Tracking Cancer Cells in Transparent Fish

A still image from a video created by the researchers shows the migration of human cancer cells in microchannels designed to mimic the architecture of zebrafish veins. In the caudal vein plexus (CVP), on the left, tumor cells follow a more twisted path through the brain vessels. In the brain vessels on the right, they follow a more straight and narrow path. Migrating tumor cells were more likely to stop their journey amidst the twists and turns of the CVP than in the brain. Colored lines indicate individual cell trajectories.
Credit: Colin Paul, Tanner lab, CCR, NCI, NIH

In CCR’s Laboratory of Cell Biology, Kandice Tanner, Ph.D., and her team are watching human cancer cells travel through the bodies of small, translucent fish. As the cells make their way through the animals’ circulatory systems, the researchers are learning how cells migrate through the body and embed themselves in distant organs.

Metastasis, the spread of cancer from a primary tumor to new locations in the body, is an unpredictable and lethal process. When cancer cells migrate from their original location, new tumors tend to occur in other particular sites—metastatic breast cancer, for example, most often makes its way to patients’ bones, brain, liver or lungs. Why a particular cancer type spreads to only certain organs is not known.

Tanner wants to understand the physical factors that influence where metastatic cancer cells travel and why they settle where they do. She and her team are looking for answers in zebrafish because when the fish are very young, their bodies are almost completely transparent; therefore, Tanner can track the cancer cells’ entire journey as they make their way through the animal.

To explore whether they could use this unconventional model system to help reveal the forces that drive metastasis, Tanner’s team began by injecting human cancer cells into the circulatory systems of developing zebrafish when the animals were just a few millimeters long. Over the subsequent five days, the scientists monitored the cells as they moved through the animals’ circulatory systems, and some made their way into either the brain or a larval structure called the caudal vascular plexus (CVP), a small web of blood vessels. The researchers found that both the physical architecture of a tissue and cancer cells’ molecular compatibility with their microenvironment are important for determining where metastatic cells end up.

Kandice Tanner, Ph.D.

Kandice Tanner, Ph.D.
NIH Stadtman Investigator

Laboratory of Cell Biology

Physically, Tanner says, blood vessels in the brain are different from those in the CVP. In the fish’s brain, tumor cells travel through straight and narrow vessels, whereas in the CVP, they follow a more twisted path. Migrating tumor cells were more likely to stop their journey amidst the twists and turns of the CVP than in the brain.
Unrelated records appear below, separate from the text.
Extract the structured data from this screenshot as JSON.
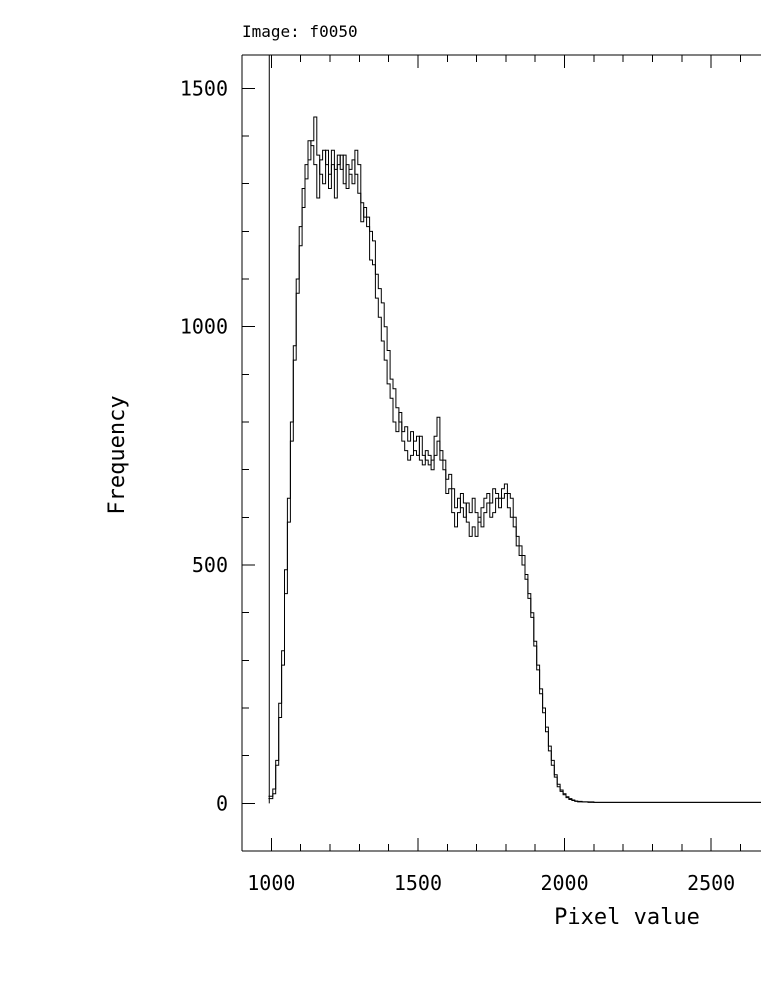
{
  "chart_data": {
    "type": "line",
    "title": "Image: f0050",
    "xlabel": "Pixel value",
    "ylabel": "Frequency",
    "xlim": [
      900,
      2670
    ],
    "ylim": [
      -100,
      1570
    ],
    "x_ticks": [
      1000,
      1500,
      2000,
      2500
    ],
    "y_ticks": [
      0,
      500,
      1000,
      1500
    ],
    "x_minor_step": 100,
    "y_minor_step": 100,
    "grid": false,
    "legend": "none",
    "style": "step histogram",
    "colors": {
      "line": "#000000",
      "background": "#ffffff"
    },
    "vertical_marker": {
      "x": 993,
      "y_top": 1570
    },
    "series": [
      {
        "x": [
          990,
          1005,
          1015,
          1025,
          1035,
          1045,
          1055,
          1065,
          1075,
          1085,
          1095,
          1105,
          1115,
          1125,
          1135,
          1145,
          1155,
          1165,
          1175,
          1185,
          1195,
          1205,
          1215,
          1225,
          1235,
          1245,
          1255,
          1265,
          1275,
          1285,
          1295,
          1305,
          1315,
          1325,
          1335,
          1345,
          1355,
          1365,
          1375,
          1385,
          1395,
          1405,
          1415,
          1425,
          1435,
          1445,
          1455,
          1465,
          1475,
          1485,
          1495,
          1505,
          1515,
          1525,
          1535,
          1545,
          1555,
          1565,
          1575,
          1585,
          1595,
          1605,
          1615,
          1625,
          1635,
          1645,
          1655,
          1665,
          1675,
          1685,
          1695,
          1705,
          1715,
          1725,
          1735,
          1745,
          1755,
          1765,
          1775,
          1785,
          1795,
          1805,
          1815,
          1825,
          1835,
          1845,
          1855,
          1865,
          1875,
          1885,
          1895,
          1905,
          1915,
          1925,
          1935,
          1945,
          1955,
          1965,
          1975,
          1985,
          1995,
          2005,
          2015,
          2025,
          2035,
          2045,
          2060,
          2080,
          2100,
          2150,
          2200,
          2250,
          2300,
          2350,
          2400,
          2450,
          2500,
          2550,
          2600,
          2650
        ],
        "values": [
          10,
          20,
          80,
          180,
          290,
          440,
          590,
          760,
          930,
          1070,
          1170,
          1250,
          1310,
          1350,
          1390,
          1440,
          1360,
          1320,
          1300,
          1370,
          1320,
          1370,
          1330,
          1340,
          1360,
          1300,
          1340,
          1320,
          1300,
          1370,
          1340,
          1260,
          1230,
          1230,
          1200,
          1180,
          1110,
          1080,
          1050,
          1000,
          950,
          890,
          870,
          830,
          800,
          780,
          790,
          760,
          780,
          740,
          730,
          770,
          730,
          720,
          710,
          720,
          730,
          760,
          740,
          720,
          680,
          690,
          660,
          620,
          640,
          620,
          600,
          630,
          610,
          640,
          610,
          590,
          620,
          640,
          650,
          630,
          660,
          650,
          640,
          660,
          670,
          650,
          640,
          600,
          560,
          540,
          520,
          480,
          440,
          400,
          330,
          290,
          230,
          190,
          150,
          110,
          80,
          55,
          35,
          25,
          18,
          12,
          8,
          6,
          4,
          3,
          3,
          2,
          2,
          2,
          2,
          2,
          2,
          2,
          2,
          2,
          2,
          2,
          2,
          2
        ]
      },
      {
        "x": [
          990,
          1005,
          1015,
          1025,
          1035,
          1045,
          1055,
          1065,
          1075,
          1085,
          1095,
          1105,
          1115,
          1125,
          1135,
          1145,
          1155,
          1165,
          1175,
          1185,
          1195,
          1205,
          1215,
          1225,
          1235,
          1245,
          1255,
          1265,
          1275,
          1285,
          1295,
          1305,
          1315,
          1325,
          1335,
          1345,
          1355,
          1365,
          1375,
          1385,
          1395,
          1405,
          1415,
          1425,
          1435,
          1445,
          1455,
          1465,
          1475,
          1485,
          1495,
          1505,
          1515,
          1525,
          1535,
          1545,
          1555,
          1565,
          1575,
          1585,
          1595,
          1605,
          1615,
          1625,
          1635,
          1645,
          1655,
          1665,
          1675,
          1685,
          1695,
          1705,
          1715,
          1725,
          1735,
          1745,
          1755,
          1765,
          1775,
          1785,
          1795,
          1805,
          1815,
          1825,
          1835,
          1845,
          1855,
          1865,
          1875,
          1885,
          1895,
          1905,
          1915,
          1925,
          1935,
          1945,
          1955,
          1965,
          1975,
          1985,
          1995,
          2005,
          2015,
          2025,
          2035,
          2045,
          2060,
          2080,
          2100,
          2150,
          2200,
          2250,
          2300,
          2350,
          2400,
          2450,
          2500,
          2550,
          2600,
          2650
        ],
        "values": [
          15,
          30,
          90,
          210,
          320,
          490,
          640,
          800,
          960,
          1100,
          1210,
          1290,
          1340,
          1390,
          1380,
          1340,
          1270,
          1350,
          1370,
          1340,
          1290,
          1340,
          1270,
          1360,
          1330,
          1360,
          1290,
          1330,
          1350,
          1320,
          1280,
          1220,
          1250,
          1210,
          1140,
          1130,
          1060,
          1020,
          970,
          930,
          880,
          850,
          800,
          780,
          820,
          760,
          740,
          720,
          730,
          760,
          770,
          720,
          710,
          740,
          730,
          700,
          770,
          810,
          720,
          700,
          650,
          660,
          610,
          580,
          610,
          650,
          630,
          590,
          560,
          580,
          560,
          600,
          580,
          610,
          630,
          600,
          610,
          640,
          620,
          640,
          650,
          620,
          600,
          580,
          540,
          520,
          500,
          470,
          430,
          390,
          340,
          280,
          240,
          200,
          160,
          120,
          90,
          60,
          40,
          28,
          20,
          14,
          10,
          7,
          5,
          4,
          3,
          3,
          2,
          2,
          2,
          2,
          2,
          2,
          2,
          2,
          2,
          2,
          2,
          2
        ]
      }
    ]
  }
}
Once stalled, some tumor cells managed to work their way out of the blood vessels into surrounding tissue—a process that is essential for metastatic tumor cells to colonize an organ. Tanner and her colleagues showed that this step was dependent not only on the architecture of the blood vessels but also on the molecular makeup of cells. Some were inherently better suited to invade the CVP, whereas others established themselves more readily in the brain. By genetically manipulating the cells, the researchers could alter these tendencies. 
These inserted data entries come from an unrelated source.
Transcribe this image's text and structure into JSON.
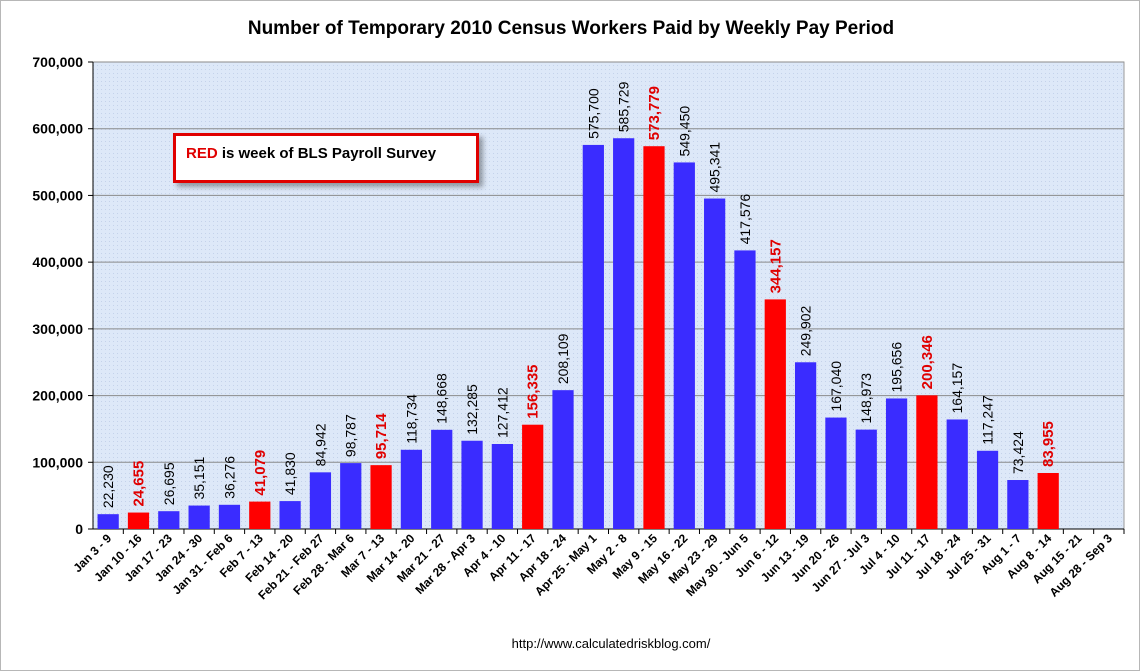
{
  "chart_data": {
    "type": "bar",
    "title": "Number of Temporary 2010 Census Workers Paid by Weekly Pay Period",
    "xlabel": "",
    "ylabel": "",
    "ylim": [
      0,
      700000
    ],
    "yticks": [
      0,
      100000,
      200000,
      300000,
      400000,
      500000,
      600000,
      700000
    ],
    "ytick_labels": [
      "0",
      "100,000",
      "200,000",
      "300,000",
      "400,000",
      "500,000",
      "600,000",
      "700,000"
    ],
    "grid": true,
    "categories": [
      "Jan 3 - 9",
      "Jan 10 - 16",
      "Jan 17 - 23",
      "Jan 24 - 30",
      "Jan 31 - Feb 6",
      "Feb 7 - 13",
      "Feb 14 - 20",
      "Feb 21 - Feb 27",
      "Feb 28 - Mar 6",
      "Mar 7 - 13",
      "Mar 14 - 20",
      "Mar 21 - 27",
      "Mar 28 - Apr 3",
      "Apr 4 - 10",
      "Apr 11 - 17",
      "Apr 18 - 24",
      "Apr 25 - May 1",
      "May 2 - 8",
      "May 9 - 15",
      "May 16 - 22",
      "May 23 - 29",
      "May 30 - Jun 5",
      "Jun 6 - 12",
      "Jun 13 - 19",
      "Jun 20 - 26",
      "Jun 27 - Jul 3",
      "Jul 4 - 10",
      "Jul 11 - 17",
      "Jul 18 - 24",
      "Jul 25 - 31",
      "Aug 1 - 7",
      "Aug 8 - 14",
      "Aug 15 - 21",
      "Aug 28 - Sep 3"
    ],
    "values": [
      22230,
      24655,
      26695,
      35151,
      36276,
      41079,
      41830,
      84942,
      98787,
      95714,
      118734,
      148668,
      132285,
      127412,
      156335,
      208109,
      575700,
      585729,
      573779,
      549450,
      495341,
      417576,
      344157,
      249902,
      167040,
      148973,
      195656,
      200346,
      164157,
      117247,
      73424,
      83955,
      null,
      null
    ],
    "value_labels": [
      "22,230",
      "24,655",
      "26,695",
      "35,151",
      "36,276",
      "41,079",
      "41,830",
      "84,942",
      "98,787",
      "95,714",
      "118,734",
      "148,668",
      "132,285",
      "127,412",
      "156,335",
      "208,109",
      "575,700",
      "585,729",
      "573,779",
      "549,450",
      "495,341",
      "417,576",
      "344,157",
      "249,902",
      "167,040",
      "148,973",
      "195,656",
      "200,346",
      "164,157",
      "117,247",
      "73,424",
      "83,955",
      "",
      ""
    ],
    "survey_week": [
      false,
      true,
      false,
      false,
      false,
      true,
      false,
      false,
      false,
      true,
      false,
      false,
      false,
      false,
      true,
      false,
      false,
      false,
      true,
      false,
      false,
      false,
      true,
      false,
      false,
      false,
      false,
      true,
      false,
      false,
      false,
      true,
      false,
      false
    ],
    "colors": {
      "bar": "#3a2cff",
      "survey_bar": "#ff0000",
      "survey_label": "#e00000",
      "plot_bg": "#dde8f8",
      "gridline": "#8a8a8a"
    }
  },
  "legend": {
    "red_word": "RED",
    "rest": " is week  of BLS Payroll Survey"
  },
  "source_url": "http://www.calculatedriskblog.com/"
}
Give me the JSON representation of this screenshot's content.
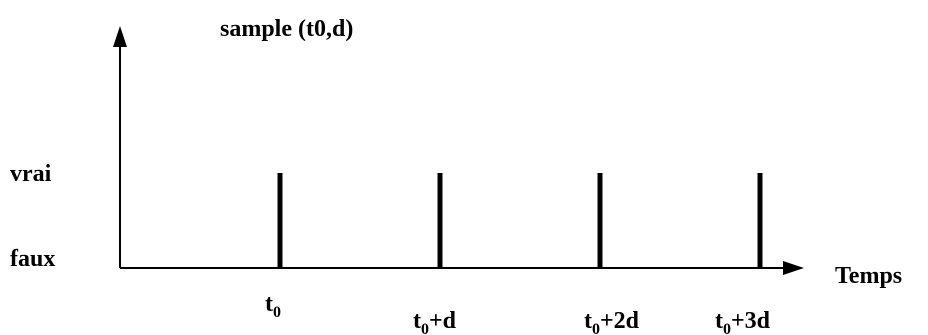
{
  "title": "sample (t0,d)",
  "y_levels": {
    "true_label": "vrai",
    "false_label": "faux"
  },
  "x_axis_label": "Temps",
  "ticks": [
    {
      "base": "t",
      "sub": "0",
      "suffix": ""
    },
    {
      "base": "t",
      "sub": "0",
      "suffix": "+d"
    },
    {
      "base": "t",
      "sub": "0",
      "suffix": "+2d"
    },
    {
      "base": "t",
      "sub": "0",
      "suffix": "+3d"
    }
  ],
  "colors": {
    "ink": "#000000",
    "background": "#ffffff"
  }
}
These findings, reported in Cell Systems, demonstrate the power of zebrafish for teasing out how migrating cancer cells sense and respond to physical cues in their environment and what allows metastatic cells to survive and grow in new surroundings. Ultimately, Tanner says, a deep understanding of the early events in metastasis might one day make it possible to redirect circulating tumor cells in patients so that new tumors, if they arise, will more likely occur in sites where they will be less harmful or easier to treat.